On the 25th January 1858, The Princess Royal Victoria the eldest child of Queen Victoria and Prince Albert, married Crown Prince Frederick of Prussia in the Chapel Royal, St James's Palace in London.
During 1848 a revolution broke out in Berlin, Wilhelm I the heir presumptive to the Prussian throne found shelter for three months in the British court. In 1851, Wilhelm returned to London with his wife and two children (Friedrich and Louise), on the occasion of The Great Exhibition. For the first time, Victoria met her future husband, and despite the age difference (she was 11 years old and he was 19), they got along very well.
After Friedrich returned to Germany, he began a close correspondence with Victoria. Behind this nascent friendship was the desire of Queen Victoria and her husband to forge closer ties with Prussia. In a letter to her uncle, the King Leopold of the Belgians, the British sovereign conveyed the desire that the meeting between her daughter and the Prussian prince would lead to a closer relationship between the two young people.
In 1855, Prince Friedrich made another trip to Great Britain and visited Victoria and her family in Scotland at Balmoral Castle. The purpose of his trip was to see the Princess Royal again, to ensure that she would be a suitable consort for him. After three days with the royal family, Friedrich asked Victoria’s parents permission to marry their daughter. They were thrilled by the news, but gave their approval on condition that the marriage should not take place before Vicky’s seventeenth birthday. Once this condition was accepted, the engagement of Victoria and Frederick was publicly announced on May 17, 1856.
The ceremony took place on 25 January 1858 in the Chapel Royal, St. James’s Palace, which sparked outrage in Prussia as the prince’s countrymen felt a future king should be married in Berlin.The service was conducted by a very nervous John Bird Sumner, the Archbishop of Canterbury, who apparently skipped over several parts of the service.

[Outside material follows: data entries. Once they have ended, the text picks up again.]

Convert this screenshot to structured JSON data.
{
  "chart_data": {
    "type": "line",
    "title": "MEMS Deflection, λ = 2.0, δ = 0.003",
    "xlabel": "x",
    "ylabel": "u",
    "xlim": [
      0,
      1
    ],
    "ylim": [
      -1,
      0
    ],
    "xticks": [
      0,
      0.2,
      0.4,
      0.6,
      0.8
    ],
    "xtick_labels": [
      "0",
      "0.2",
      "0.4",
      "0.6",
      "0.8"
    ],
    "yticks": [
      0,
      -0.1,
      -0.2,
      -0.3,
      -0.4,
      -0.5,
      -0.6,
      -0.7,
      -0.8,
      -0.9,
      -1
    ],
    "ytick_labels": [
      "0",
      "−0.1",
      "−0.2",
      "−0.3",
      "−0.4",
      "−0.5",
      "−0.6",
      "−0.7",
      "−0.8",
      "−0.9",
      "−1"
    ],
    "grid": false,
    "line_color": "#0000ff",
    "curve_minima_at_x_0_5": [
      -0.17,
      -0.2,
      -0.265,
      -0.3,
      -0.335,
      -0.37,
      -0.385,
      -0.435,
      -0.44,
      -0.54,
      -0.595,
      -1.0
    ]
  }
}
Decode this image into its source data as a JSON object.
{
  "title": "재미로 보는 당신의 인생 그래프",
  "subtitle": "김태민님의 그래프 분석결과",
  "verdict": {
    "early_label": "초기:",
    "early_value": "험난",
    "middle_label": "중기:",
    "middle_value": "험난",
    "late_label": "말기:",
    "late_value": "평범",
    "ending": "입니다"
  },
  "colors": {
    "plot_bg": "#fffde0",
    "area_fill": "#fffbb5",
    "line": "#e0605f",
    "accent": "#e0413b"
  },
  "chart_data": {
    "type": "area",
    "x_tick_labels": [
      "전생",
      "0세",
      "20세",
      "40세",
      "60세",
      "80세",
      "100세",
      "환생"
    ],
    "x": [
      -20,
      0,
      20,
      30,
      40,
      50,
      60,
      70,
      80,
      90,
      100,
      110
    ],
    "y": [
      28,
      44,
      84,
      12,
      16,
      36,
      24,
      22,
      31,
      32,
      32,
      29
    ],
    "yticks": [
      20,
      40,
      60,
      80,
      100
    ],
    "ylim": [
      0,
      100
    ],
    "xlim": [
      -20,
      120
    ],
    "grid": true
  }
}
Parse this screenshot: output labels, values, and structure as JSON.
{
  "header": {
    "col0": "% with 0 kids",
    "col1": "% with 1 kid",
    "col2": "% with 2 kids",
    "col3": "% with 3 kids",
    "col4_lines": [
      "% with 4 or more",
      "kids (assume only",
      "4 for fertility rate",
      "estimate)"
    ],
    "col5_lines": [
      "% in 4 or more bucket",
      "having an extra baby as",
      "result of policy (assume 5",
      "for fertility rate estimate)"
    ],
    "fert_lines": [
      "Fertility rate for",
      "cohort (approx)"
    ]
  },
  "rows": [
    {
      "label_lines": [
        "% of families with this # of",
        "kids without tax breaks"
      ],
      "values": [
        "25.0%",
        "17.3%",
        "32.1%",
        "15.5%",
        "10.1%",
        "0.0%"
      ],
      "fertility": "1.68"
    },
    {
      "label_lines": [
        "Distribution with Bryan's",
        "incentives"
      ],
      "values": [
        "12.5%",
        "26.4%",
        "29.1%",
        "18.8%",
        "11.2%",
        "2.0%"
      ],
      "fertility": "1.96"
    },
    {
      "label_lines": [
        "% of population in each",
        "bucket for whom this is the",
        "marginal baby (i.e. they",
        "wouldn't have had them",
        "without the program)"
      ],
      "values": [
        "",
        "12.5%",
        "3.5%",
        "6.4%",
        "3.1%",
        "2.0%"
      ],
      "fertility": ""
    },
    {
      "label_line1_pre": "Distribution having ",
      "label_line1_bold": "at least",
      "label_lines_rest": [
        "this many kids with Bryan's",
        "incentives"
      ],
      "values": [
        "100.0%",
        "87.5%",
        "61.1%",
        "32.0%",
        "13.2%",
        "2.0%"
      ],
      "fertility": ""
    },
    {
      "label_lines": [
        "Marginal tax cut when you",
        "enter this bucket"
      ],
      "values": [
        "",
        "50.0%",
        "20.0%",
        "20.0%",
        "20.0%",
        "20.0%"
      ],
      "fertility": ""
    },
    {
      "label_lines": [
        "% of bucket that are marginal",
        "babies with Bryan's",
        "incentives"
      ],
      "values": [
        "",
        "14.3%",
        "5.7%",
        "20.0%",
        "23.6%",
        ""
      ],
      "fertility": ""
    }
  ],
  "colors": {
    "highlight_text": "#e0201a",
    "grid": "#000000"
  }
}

The Princess Royal followed the tradition started by her mother and had her dress made from fabrics manufactured at Spitalsfields. Her wedding dress was manufactured by Mrs Darvill, designed by Janet Fife. The bridal gown was made of white moire antique embroidered with rose, shamrock, and thistle emblems in gold thread, while the three lace flounces were edged with orange blossom and myrtle. The white moire antique train was trimmed with rows of Honiton lace and wreaths similar to those on the flounces of the dress. The bride also wore a diamond necklace, diamonds earrings and a diamond brooch. Pinned to her left sleeve was the Order of Louise, a Prussian order of chivalry, and the Royal Order of Victoria and Albert. Her train was long enough that her eight bridesmaids didn’t have to worry about tripping over each other, and while according to the Queen the Archbishop of Canterbury was “very nervous”, the bride and groom themselves were poised and spoke “very plainly”. When the vows were said, the young couple set a tradition, walking out of the chapel to the strains of Mendelssohn’s Wedding March.
The Princess Royal had eight bridesmaids; Lady Susan Pelham-Clinton-under (daughter of the Duke of Newcastle), Lady Emma Stanley (daughter of the Earl of Derby), Lady Susan Murray (daughter of the Earl of Dunmore), Lady Victoria Noel (daughter of the Earl of Gainsborough), Lady Cecilia Lennox (daughter of the Duke of Richmond), Lady Katherine Hamilton (daughter of the Duke of Abercorn), Lady Constance Villiers (daughter of the Earl of Clarendon), & Lady Cecilia Molyneux (daughter of the Earl of Sefton. The bridesmaids, all the "personal friends of the bride, carried her "rich train," were dressed in a "gloss of satin and glimmer of pearls." Their gowns were made from a design from the "illustrious bride."